How can I prevent Web browsers from caching my pages?
When you change a page on your site, the change takes effect immediately on our servers.
However, if someone visits the same page twice in a short period of time, they might not always see the change. That happens when their Web browser "caches" it the first time, then decides there's no reason to waste time contacting the server to display the exact same page a second time. That speeds up browsing, but causes problems if the page on the server really has changed.
It's possible for technically advanced customers to change how Web browsers cache the files.
On this page:
- Setting a short cache time
- Controlling which files are affected
- Your script may already do this for you
- Try to avoid "no-cache"
- FastCGI and subdirectories
- You can't control everything
Setting a short cache time
By asking the Web browser to only cache the file for a very short length of time, you can usually avoid the problem.
We support the Apache Web server mod_expires feature. To use this to set the cache time to just one second, add these lines to a .htaccess file:
ExpiresActive On ExpiresDefault A1 Header append Cache-Control must-revalidate
That's all it takes. The next time the visitor views the file, more than a second will have passed, so the browser won't use the outdated cached copy.
Controlling which files are affected
Disabling browser caching will slow down your site and increase the amount of bandwidth your site uses, because repeat visitors will always connect to your site to re-download files they would otherwise cache.
To minimize that impact, you might want to prevent caching of files that change often (such as HTML files), while allowing normal caching of files that don't (such as JPEG files).
To do this, include the .htaccess lines in a <FilesMatch> directive. For example, these lines will ask the browser not to cache “.pdf” files, without affecting the caching of other files:
<FilesMatch "\.pdf$"> ExpiresActive On ExpiresDefault A1 Header append Cache-Control must-revalidate </FilesMatch>
And these lines will prevent caching of filenames ending in “.htm” or “.html”, while allowing normal caching of other files:
<FilesMatch "\.(htm|html)$"> ExpiresActive On ExpiresDefault A1 Header append Cache-Control must-revalidate </FilesMatch>
(An alternate way of doing this is to use the Apache "ExpiresByType text/html
" command, but that doesn't allow you to add the "Cache-Control: must-revalidate" header for only those pages.)

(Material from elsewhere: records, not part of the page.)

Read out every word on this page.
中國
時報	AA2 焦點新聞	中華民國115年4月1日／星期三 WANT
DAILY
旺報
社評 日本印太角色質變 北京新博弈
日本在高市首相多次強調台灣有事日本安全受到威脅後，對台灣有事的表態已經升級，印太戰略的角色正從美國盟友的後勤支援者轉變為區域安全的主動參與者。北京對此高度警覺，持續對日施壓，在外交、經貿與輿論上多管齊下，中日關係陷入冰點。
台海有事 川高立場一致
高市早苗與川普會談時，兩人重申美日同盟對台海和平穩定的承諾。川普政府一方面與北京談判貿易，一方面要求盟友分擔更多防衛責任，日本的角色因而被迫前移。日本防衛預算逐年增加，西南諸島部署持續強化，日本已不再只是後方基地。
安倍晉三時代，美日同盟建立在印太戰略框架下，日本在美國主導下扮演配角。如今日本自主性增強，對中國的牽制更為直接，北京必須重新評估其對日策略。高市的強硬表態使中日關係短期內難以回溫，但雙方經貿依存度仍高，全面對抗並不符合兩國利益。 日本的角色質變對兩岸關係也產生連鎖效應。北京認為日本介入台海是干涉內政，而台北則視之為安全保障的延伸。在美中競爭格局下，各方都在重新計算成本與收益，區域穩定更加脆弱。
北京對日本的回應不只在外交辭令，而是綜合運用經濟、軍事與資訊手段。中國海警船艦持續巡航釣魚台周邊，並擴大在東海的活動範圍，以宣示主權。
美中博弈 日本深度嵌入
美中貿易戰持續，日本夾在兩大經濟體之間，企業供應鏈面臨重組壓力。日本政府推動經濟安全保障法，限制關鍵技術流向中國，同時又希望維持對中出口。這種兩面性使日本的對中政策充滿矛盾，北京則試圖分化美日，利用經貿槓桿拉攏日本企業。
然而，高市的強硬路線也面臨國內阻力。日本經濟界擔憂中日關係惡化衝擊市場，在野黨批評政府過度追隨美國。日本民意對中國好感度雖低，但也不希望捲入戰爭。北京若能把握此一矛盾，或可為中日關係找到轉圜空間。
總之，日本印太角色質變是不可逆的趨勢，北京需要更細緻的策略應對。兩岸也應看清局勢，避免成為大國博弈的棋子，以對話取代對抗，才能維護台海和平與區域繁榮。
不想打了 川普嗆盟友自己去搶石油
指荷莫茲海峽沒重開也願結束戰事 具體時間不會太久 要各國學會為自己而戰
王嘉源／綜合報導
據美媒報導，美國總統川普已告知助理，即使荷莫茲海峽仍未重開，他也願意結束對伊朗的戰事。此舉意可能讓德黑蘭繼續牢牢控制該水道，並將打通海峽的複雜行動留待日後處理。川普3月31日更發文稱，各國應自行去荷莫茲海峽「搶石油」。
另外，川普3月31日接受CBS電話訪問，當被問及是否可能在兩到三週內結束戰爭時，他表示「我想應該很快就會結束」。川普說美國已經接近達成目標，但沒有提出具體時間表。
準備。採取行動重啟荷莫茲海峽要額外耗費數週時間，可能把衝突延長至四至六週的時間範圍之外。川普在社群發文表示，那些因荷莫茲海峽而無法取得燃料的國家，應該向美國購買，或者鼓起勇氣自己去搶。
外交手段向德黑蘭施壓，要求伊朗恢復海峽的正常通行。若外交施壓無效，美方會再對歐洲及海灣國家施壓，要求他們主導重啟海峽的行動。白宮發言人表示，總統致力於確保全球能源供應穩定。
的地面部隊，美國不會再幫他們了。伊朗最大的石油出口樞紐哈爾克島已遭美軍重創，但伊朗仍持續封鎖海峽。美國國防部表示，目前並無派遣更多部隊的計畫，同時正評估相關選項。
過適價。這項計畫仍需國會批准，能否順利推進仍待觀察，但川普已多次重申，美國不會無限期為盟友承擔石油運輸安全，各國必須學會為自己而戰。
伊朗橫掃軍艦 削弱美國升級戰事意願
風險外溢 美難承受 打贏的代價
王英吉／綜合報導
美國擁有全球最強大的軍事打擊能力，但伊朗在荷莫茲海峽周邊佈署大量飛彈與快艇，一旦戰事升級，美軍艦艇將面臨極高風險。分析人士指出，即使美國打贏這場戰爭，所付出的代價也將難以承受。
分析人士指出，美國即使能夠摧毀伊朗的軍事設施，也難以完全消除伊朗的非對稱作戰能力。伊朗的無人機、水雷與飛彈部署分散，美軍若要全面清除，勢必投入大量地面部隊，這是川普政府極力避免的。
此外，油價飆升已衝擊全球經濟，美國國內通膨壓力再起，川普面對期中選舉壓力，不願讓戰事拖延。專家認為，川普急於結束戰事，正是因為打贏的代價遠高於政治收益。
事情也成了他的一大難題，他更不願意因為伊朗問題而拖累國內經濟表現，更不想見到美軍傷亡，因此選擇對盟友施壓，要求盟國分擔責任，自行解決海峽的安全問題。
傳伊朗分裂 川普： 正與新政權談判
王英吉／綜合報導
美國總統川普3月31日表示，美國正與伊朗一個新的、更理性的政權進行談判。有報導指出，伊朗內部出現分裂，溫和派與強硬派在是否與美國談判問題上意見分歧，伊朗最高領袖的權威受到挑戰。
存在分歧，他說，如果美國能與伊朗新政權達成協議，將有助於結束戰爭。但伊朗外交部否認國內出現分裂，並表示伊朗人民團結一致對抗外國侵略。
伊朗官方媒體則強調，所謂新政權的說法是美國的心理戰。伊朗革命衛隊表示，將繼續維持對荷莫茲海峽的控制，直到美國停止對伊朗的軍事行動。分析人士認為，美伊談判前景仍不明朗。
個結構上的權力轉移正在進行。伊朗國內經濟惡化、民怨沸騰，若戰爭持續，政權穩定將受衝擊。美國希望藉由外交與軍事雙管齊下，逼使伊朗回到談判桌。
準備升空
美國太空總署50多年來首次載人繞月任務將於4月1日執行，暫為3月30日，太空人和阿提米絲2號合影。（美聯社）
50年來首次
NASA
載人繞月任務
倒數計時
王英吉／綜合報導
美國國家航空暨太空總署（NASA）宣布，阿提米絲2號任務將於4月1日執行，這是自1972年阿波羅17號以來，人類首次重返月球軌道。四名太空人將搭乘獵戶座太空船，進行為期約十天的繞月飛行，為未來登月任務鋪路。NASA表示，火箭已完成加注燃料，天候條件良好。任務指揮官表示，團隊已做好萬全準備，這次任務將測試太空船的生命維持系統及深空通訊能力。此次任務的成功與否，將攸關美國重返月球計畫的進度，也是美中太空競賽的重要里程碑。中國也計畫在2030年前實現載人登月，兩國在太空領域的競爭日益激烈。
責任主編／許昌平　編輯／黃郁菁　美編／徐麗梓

Your script may already do this for you
If you use a script to generate your Web pages, it may already include appropriate headers to prevent page caching.
We recommend using the above commands only on static pages (like ".html" pages), or in cases where you're sure your script doesn't already do it.
Try to avoid "no-cache"
You'll sometimes see people suggest using these lines in a .htaccess file, instead of just setting the cache time to a very short number:
Header unset Cache-Control Header append Cache-Control "no-cache, must-revalidate"
This causes Microsoft Internet Explorer to avoid saving files in the "Temporary Internet Items" folder at all. That sounds like what you want — but it causes problems if Internet Explorer tries to use an external viewer to display the file.
We recommend setting the cache time to one second instead.
FastCGI and subdirectories
If you're using FastCGI for PHP scripts, some "Header" commands will be ignored from .htaccess files that are within subdirectories — only rules in the top-level .htaccess file will be used. Make sure your rules are at the top level.
You can't control everything
The techniques we suggest above almost always work. But remember that the headers you can set on the Web server are merely asking the browser to do something. They can't force the browser to do something it doesn't want to do.
A common Internet complaint is that a small handful of browsers or "proxy caches" don't cache things properly no matter what you do, due to bugs or misconfigurations. The tips above will work in almost all cases, but the nature of the Internet means you can't guarantee it will always work the way you hope.